Jean, brisé physiquement mais pas dans son
esprit, se retrouvait piégé dans une toile d'araignée d'intrigues et de
mensonges. La justice, ce rempart censé protéger les innocents, était
devenue son geôlier. L'intégrité de son corps avait été violée, son
diagnostic manipulé, sa vie brisée. Et tout cela, sous le regard
complice d'un système qui préférait l'ombre à la lumière, la corruption
à la vérité. La survie, pour Jean, n'était plus une question de force
physique, mais une lutte acharnée contre une horreur bien plus
insidieuse : l'horreur de l'âme humaine corrompue, l'horreur d'un
système qui broyait les vies sans un remords. Le cauchemar avait
commencé en 1994, et il semblait n'avoir jamais pris fin. La seule
différence, c'est qu'aujourd'hui, Jean sait pertinament qu'il n'était
pas fou.

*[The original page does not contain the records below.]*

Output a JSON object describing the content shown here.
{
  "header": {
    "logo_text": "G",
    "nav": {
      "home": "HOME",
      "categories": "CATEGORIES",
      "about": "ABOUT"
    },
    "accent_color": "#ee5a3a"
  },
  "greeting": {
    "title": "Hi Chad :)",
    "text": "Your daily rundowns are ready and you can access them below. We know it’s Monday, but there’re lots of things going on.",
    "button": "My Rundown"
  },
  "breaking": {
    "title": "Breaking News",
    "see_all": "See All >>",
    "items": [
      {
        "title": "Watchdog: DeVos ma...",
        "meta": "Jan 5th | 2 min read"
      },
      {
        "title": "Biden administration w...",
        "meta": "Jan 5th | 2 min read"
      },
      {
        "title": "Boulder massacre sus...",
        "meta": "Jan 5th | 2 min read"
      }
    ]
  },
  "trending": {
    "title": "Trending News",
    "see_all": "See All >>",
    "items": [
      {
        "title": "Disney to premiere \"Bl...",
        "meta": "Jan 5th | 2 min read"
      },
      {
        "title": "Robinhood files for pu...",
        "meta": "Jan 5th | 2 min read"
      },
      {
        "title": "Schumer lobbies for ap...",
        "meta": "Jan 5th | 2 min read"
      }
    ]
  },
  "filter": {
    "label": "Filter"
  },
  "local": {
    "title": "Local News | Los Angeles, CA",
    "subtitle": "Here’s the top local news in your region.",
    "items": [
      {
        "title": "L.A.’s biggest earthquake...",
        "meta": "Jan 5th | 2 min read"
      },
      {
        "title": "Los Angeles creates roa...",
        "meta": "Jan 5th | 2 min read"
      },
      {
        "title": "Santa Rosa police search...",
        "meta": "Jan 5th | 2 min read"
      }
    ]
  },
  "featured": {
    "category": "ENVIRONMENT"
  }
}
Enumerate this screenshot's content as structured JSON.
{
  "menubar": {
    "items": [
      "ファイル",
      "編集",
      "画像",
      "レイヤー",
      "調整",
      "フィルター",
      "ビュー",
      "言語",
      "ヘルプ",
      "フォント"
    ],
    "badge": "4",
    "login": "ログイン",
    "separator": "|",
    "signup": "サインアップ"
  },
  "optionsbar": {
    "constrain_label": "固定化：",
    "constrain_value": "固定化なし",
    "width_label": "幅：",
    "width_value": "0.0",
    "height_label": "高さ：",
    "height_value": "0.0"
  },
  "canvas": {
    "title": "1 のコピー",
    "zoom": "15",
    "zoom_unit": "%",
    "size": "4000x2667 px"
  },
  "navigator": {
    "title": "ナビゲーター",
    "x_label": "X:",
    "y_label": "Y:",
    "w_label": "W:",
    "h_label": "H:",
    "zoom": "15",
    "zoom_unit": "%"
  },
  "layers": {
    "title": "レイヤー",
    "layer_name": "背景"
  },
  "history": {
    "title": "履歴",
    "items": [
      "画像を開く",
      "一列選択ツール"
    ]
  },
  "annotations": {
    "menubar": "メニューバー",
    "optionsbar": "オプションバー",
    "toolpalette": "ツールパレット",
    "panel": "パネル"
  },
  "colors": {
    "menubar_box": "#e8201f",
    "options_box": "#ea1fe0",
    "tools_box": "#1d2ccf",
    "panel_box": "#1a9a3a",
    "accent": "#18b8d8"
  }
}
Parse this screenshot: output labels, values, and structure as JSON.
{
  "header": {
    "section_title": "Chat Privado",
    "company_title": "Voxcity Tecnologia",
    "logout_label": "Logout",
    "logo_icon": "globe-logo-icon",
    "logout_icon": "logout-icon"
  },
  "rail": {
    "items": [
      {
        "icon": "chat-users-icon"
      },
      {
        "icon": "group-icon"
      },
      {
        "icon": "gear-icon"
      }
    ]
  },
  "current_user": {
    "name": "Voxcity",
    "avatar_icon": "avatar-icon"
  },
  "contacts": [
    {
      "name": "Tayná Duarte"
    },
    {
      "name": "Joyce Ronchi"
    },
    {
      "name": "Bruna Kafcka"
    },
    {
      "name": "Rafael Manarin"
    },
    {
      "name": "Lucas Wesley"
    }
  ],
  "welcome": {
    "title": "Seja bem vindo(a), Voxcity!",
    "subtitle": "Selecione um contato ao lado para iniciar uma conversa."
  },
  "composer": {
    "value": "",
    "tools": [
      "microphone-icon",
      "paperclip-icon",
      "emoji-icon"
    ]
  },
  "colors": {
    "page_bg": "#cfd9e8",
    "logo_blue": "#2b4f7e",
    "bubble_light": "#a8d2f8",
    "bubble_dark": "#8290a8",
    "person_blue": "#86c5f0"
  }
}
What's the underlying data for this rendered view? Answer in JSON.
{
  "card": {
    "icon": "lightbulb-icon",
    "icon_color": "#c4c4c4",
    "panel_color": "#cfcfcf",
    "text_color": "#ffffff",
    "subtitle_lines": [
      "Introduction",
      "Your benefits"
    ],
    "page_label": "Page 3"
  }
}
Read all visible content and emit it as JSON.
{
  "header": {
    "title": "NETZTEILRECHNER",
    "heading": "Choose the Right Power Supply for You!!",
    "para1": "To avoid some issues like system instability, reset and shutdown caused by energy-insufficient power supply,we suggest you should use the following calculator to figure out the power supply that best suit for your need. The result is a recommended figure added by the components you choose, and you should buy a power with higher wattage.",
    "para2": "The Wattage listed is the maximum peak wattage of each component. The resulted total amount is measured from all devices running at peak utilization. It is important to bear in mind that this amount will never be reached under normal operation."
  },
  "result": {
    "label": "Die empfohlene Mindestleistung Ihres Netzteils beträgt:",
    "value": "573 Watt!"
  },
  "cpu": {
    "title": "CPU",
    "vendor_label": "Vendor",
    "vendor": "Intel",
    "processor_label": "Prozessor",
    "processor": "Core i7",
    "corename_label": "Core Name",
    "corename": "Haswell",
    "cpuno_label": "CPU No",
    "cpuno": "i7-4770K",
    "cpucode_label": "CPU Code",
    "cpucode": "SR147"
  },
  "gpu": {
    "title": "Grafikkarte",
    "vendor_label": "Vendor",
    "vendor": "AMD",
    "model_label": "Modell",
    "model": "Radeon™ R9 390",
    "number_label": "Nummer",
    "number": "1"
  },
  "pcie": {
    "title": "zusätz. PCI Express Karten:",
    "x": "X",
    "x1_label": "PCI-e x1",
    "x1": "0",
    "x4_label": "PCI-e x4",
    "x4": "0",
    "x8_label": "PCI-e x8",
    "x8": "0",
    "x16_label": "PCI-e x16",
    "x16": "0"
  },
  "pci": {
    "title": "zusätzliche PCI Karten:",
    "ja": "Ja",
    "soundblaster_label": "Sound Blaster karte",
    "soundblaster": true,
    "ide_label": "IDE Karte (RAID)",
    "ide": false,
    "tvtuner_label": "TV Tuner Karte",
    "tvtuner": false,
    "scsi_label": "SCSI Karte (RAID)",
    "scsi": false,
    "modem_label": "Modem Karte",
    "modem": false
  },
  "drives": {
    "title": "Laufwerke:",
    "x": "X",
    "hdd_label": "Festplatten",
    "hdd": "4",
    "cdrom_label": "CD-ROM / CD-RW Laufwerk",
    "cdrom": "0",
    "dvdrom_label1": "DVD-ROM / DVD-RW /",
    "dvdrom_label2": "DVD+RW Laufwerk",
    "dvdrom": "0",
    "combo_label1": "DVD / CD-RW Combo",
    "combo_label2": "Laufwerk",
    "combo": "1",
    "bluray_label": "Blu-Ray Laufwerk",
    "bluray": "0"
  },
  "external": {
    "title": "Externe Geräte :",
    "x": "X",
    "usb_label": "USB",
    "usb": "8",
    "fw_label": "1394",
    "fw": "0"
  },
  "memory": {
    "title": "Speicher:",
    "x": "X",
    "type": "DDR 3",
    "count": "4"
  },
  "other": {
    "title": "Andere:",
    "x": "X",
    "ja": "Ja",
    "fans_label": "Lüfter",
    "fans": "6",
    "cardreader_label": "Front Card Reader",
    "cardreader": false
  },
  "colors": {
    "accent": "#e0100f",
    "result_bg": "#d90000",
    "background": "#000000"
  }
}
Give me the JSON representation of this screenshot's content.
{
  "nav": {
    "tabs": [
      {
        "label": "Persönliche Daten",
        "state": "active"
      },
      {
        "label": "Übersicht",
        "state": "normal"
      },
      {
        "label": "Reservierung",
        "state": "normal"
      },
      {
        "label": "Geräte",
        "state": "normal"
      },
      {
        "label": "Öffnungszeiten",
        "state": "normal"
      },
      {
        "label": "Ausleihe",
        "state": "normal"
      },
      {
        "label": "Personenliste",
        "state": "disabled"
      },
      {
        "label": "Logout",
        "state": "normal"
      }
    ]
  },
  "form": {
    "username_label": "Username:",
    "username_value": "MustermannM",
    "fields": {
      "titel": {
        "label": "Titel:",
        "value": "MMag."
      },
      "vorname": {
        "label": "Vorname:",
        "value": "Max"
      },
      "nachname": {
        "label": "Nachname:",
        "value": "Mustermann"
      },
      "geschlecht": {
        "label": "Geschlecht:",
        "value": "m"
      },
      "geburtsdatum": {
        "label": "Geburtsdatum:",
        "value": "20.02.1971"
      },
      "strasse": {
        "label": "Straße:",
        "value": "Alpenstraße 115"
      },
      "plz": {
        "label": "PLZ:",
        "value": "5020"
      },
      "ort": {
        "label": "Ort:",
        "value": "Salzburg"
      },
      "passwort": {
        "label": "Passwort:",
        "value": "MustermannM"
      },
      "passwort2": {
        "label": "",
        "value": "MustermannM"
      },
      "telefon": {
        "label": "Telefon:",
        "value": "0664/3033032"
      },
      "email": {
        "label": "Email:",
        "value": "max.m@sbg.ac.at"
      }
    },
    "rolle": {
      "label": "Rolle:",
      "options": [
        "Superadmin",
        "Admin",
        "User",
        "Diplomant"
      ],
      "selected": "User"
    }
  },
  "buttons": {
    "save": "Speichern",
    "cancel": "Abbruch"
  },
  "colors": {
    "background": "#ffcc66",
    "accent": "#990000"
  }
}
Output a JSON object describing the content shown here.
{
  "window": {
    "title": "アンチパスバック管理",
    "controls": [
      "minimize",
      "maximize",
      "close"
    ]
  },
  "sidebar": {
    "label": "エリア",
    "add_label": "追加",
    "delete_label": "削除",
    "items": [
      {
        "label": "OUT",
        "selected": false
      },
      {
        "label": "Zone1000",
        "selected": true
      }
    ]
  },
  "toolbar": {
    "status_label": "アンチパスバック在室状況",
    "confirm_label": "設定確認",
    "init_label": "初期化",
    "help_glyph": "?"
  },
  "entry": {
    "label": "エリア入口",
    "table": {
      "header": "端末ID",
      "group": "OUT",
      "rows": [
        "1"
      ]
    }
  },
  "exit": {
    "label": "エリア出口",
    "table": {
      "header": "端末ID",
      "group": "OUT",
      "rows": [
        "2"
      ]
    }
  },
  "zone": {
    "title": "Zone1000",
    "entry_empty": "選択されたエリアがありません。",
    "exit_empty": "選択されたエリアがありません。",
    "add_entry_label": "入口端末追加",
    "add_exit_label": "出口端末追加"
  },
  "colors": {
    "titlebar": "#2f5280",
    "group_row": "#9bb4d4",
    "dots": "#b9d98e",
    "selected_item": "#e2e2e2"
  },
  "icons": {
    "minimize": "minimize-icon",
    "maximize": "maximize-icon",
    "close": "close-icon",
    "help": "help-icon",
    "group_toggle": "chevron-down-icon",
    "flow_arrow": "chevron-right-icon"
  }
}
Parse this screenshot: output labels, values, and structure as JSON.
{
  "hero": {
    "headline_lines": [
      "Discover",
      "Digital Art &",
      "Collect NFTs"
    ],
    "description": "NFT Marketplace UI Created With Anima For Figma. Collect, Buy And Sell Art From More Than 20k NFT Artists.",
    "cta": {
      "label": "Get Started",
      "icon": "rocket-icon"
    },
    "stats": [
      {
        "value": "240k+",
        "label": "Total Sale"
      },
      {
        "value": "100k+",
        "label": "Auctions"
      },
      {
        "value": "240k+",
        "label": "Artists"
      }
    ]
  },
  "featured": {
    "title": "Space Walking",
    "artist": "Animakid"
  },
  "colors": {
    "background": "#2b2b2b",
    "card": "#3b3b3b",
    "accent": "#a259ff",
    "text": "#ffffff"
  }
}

Il était une victime, une preuve vivante de la monstruosité qui
se cachait, et se cache toujours, derrière les murs de la bureaucratie.
Et il continuerait à se battre, pour lui, et pour tous ceux qui étaient
tombés sous le joug de cette horreur d'État.
À suivre ....
Me voici au travail du
14 mars au premier juin 1994, porteur d'une double rupture discale en L4-L5
& L5-S1, avec en plus une sciartalgie bilatérale, à manipuler des poids lourds allant de 75 à 125
libres. La torture, je l'ai vu, vécu, et elle toujours là encore bien
présente, à chaque instant de ma survie.